Animate a reference image by providing image_url:

Terminal window
curl -X POST https://api.casola.ai/fal/fal-ai/wan/v2.2-5b/image-to-video \
-H "Authorization: Bearer YOUR_API_TOKEN" \
-H "Content-Type: application/json" \
-d '{
"prompt": "the subject slowly turns to face the camera",
"image_url": "https://example.com/photo.jpg",
"num_frames": 81,
"fps": 16
}'
Terminal window
REQUEST_ID="req_abc123"
while true; do
RESPONSE=$(curl -s https://api.casola.ai/fal/requests/$REQUEST_ID \
-H "Authorization: Bearer YOUR_API_TOKEN")
STATUS=$(echo "$RESPONSE" | jq -r '.status')

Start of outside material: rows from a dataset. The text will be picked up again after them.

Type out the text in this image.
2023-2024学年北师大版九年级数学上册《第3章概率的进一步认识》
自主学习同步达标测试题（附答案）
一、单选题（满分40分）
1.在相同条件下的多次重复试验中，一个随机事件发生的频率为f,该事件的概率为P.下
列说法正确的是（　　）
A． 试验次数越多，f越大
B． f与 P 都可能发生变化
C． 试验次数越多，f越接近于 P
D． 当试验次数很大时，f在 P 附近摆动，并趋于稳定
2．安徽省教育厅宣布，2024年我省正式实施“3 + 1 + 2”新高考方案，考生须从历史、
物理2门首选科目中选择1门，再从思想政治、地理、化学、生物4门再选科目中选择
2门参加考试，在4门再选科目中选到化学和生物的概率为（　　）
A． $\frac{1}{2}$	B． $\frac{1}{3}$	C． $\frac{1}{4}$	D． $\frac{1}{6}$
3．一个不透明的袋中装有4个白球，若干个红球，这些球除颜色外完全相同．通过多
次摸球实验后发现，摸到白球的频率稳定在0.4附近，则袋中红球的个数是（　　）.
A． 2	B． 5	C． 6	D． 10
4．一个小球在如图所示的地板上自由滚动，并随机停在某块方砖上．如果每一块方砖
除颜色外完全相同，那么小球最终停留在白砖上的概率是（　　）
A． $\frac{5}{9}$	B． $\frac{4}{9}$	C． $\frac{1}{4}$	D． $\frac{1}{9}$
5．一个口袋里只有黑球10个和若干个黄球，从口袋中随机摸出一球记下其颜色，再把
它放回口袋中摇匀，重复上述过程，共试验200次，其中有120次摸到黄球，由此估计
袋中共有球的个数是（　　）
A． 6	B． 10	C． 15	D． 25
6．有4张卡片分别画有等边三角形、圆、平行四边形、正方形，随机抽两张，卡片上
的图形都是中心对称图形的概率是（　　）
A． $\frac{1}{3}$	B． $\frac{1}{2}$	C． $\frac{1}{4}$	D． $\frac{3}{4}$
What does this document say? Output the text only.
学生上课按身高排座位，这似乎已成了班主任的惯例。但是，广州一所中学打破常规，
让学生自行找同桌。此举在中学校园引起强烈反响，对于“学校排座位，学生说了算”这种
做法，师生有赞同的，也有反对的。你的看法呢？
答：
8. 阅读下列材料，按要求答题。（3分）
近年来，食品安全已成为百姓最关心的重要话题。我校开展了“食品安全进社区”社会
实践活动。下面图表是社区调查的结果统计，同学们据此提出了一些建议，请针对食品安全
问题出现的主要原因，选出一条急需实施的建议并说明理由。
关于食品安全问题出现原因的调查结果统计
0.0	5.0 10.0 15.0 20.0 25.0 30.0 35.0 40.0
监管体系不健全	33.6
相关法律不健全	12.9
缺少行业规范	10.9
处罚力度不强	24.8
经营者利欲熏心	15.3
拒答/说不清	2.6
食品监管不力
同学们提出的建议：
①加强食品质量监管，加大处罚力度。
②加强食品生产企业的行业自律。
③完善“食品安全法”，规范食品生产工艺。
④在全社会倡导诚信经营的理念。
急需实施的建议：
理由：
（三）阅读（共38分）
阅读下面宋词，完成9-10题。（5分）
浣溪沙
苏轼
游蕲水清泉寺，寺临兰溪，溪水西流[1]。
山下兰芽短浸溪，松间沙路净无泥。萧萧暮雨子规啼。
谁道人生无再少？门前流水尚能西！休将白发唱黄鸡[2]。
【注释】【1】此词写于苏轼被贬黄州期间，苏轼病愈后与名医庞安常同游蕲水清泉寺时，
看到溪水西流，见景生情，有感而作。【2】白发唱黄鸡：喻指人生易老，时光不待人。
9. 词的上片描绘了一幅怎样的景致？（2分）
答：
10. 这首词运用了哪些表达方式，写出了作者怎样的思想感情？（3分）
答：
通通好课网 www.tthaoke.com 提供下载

if [ "$STATUS" = "completed" ]; then
echo "$RESPONSE" | jq '.video.url'
break
elif [ "$STATUS" = "failed" ]; then
echo "Job failed:" && echo "$RESPONSE" | jq '.error'
break
fi
sleep 5
done
  • Start with Fast Draft to iterate on your prompt, then switch to High Quality for the final version.
  • For image-to-video, choose source images with a clear subject and simple background for the most coherent animation.
  • Use a fixed seed when you want to compare the effect of changing other parameters.
  • Keep prompts descriptive but concise — mention the subject, action, camera angle, and mood.